Rodada a lo largo de 15 meses, Deseando amar fue un proceso extenuante, casi tortuoso. Wong Kar-wai filmaba sin un guion definitivo, reescribía constantemente y no avisaba a sus actores de lo que ocurriría en la siguiente escena. Maggie Cheung rodó tantas escenas con pequeños cambios que llegó a sentirse perdida dentro del personaje. Tony Leung, por su parte, confesó que no entendía hacia dónde iba la película mientras la rodaba, pero esa confusión lo conectó aún más con la incertidumbre de su personaje.
El rodaje se extendió, entre otras cosas, porque Wong no encontraba el final. Probó distintas variantes, incluso llegó a filmar una escena en la que los personajes se reencontraban años después. Pero finalmente optó por el cierre poético en las ruinas camboyanas de Angkor Wat: un susurro a un agujero en la piedra, un secreto que se queda atrapado para siempre en el silencio.
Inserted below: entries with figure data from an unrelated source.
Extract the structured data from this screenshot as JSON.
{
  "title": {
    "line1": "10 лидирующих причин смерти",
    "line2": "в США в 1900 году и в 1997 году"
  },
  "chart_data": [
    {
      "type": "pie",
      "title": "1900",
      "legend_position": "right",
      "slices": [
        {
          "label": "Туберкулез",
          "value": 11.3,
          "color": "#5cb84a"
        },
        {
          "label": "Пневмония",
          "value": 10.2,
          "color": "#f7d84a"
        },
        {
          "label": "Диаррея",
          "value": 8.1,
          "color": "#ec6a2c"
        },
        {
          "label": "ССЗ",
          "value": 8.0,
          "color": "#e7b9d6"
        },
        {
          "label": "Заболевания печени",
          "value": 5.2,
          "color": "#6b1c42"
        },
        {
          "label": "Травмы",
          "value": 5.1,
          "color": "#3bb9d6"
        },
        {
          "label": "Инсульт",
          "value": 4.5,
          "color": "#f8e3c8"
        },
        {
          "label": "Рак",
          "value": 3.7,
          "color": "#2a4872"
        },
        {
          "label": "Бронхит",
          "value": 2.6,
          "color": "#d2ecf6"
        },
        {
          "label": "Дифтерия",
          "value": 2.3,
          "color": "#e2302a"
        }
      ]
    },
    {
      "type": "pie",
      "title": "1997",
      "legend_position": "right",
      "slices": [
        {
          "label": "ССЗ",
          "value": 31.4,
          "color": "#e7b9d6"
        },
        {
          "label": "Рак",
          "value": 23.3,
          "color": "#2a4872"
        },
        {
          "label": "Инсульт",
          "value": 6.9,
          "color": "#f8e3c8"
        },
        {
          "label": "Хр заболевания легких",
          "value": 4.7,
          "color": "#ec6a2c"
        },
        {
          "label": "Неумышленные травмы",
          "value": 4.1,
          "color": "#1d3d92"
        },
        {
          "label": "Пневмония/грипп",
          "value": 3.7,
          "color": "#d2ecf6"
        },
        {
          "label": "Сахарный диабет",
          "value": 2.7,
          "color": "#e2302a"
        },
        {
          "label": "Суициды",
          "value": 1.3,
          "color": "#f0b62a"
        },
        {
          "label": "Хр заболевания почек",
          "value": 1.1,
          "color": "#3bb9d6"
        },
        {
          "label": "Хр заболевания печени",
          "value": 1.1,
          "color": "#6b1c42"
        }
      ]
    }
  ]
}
Deseando amar no solo pertenece al cine romántico: lo reconfigura. Si Casablanca es el amor perdido por culpa del deber, si Breve encuentro es el amor imposible por razones sociales, Deseando amar es el amor que nunca se atrevió siquiera a rozarse. Es el amor que solo pudo ser pensado, imaginado, deseado… y, precisamente por eso, imborrable.
Su legado es inmenso. Sofia Coppola construyó Lost in Translation como un eco espiritual de esta película. Barry Jenkins diseñó muchas de las secuencias de Moonlight con la paleta emocional de Wong Kar-wai. Y directores como Park Chan-wook o Apichatpong Weerasethakul han absorbido su capacidad para hacer del tiempo una materia cinematográfica. El cine contemporáneo no sería el mismo sin In the Mood for Love.
Deseando amar no se entiende. Se siente. Se respira. Se recuerda como si nos hubiera ocurrido a nosotros. No hay resolución, no hay clímax. Solo hay una pregunta que se arrastra como una sombra: “¿Y si…?”
Wong Kar-wai no habla del amor consumado, sino del amor retenido. De ese que nos acompaña para siempre precisamente porque no se cumplió. Porque quedó suspendido en un tiempo irreal, protegido del desgaste. En un mundo donde todo se muestra, esta película elige sugerir. En un cine dominado por el ruido, apuesta por el susurro. Y en una época de amores instantáneos, habla de un amor que tarda en florecer y nunca llega a marchitarse.
Deseando amar es, quizás, la película más triste del mundo. Pero también es la más hermosa. Porque nos recuerda que lo que no ocurrió puede doler más que lo que sí. Y que en esa herida —silenciosa, elegante, eterna— reside la esencia misma de ser humano.
Una obra maestra absoluta. Inagotable. Intocable. Irrepetible.